One of the major obstacles to modern poetry’s wider appeal is the impression that it occupies a flat landscape. Mainly, that it is often difficult, opaque, and takes a small delight in confusing its readers. Such an impression is the kind that we hold complacently and quietly, although we know on some level it is probably false. There is a good deal of variety in the poetry of our time. We have the challenging verse of Paul Muldoon, the sensual language of Robin Robertson, the aphoristic glory of Wislawa Szymborska, the audacity of Frederick Seidel, and the silliness of Stevie Smith. Belonging as well to these talented writers is the distinct poetic voice of Louis Simpson.
He does not pose the intellectual challenges of Emily Dickinson or Hart Crane. Rather, Simpson offers the lean, meditative insight that verse lends itself so well to. He may have outlined his approach best himself, when he said: "I write about feelings people share, in language that can be understood." Now who could object to that?
Louis Simpson, who passed away in 2012, approached poetry with the resolve of a natural outsider. His own genealogical history was unraveled slowly to him. America may have been the land of his upbringing and maturation, but he was born in Jamaica to parents of varying backgrounds. Only when he was an adult did discover that his Scottish father had African ancestry, and that his mother endured destitution and poverty when growing up in Russia.
Being born into a family of secrets, Simpson was always trying to unravel the mystery of things, the nature of where he came from, and the America which he called home. In one poem, he gives a pithy description of the national character:
It’s complicated, being an American,
Having the money and the bad conscience, both at the same time.
Perhaps, after all, this is not the right subject for a poem.

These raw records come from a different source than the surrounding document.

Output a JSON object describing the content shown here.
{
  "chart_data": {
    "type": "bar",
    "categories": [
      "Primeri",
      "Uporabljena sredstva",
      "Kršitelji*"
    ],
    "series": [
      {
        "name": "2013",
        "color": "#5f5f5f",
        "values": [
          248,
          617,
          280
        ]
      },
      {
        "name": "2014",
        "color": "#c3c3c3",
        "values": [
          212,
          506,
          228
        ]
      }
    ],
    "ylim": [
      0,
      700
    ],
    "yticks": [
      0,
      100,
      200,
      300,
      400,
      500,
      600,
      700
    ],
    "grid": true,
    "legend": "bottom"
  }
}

A formative experience for Simpson was his service in World War II, where his time in battle left him with a formidable case of PTSD. His violent impulses and traumatic memories were something that took years to control. Simpson took from his experience a sense of traumatic abandonment. The verses below come from the poem “Carentan, O Carentan,” named after a bloody battle he participated in:
Tell me, Master-Sergeant,O Captain, show us quickly
The way to turn and shoot.
But the Sergeant’s silent
That taught me how to do it.
Our place upon the map.
But the Captain’s sickly
And taking a long nap.
The theme of alienation is far from unusual to a poet, and Simpson was no different. As Seamus Heaney said about him: “His poems win us first by their drama, their ways of voicing our ways – of making do with our lives. Then his intelligence cajoles us to the brink of a cliff of solitude and we step over into the buoyant element of true poetry."
But Simpson was also interested in helping us to conceive of ourselves and our spirit. He wrote a poem to describe the spirit of American poetry,
Whatever it is, it must have
A stomach that can digest
Rubber, coal, uranium, moons, poems.
Like the shark it contains a shoe.
It must swim for miles through the desert
Uttering cries that are almost human.
Though he is no longer with us, Louis Simpson's poetry lives on, and is as restless and as vital as ever before.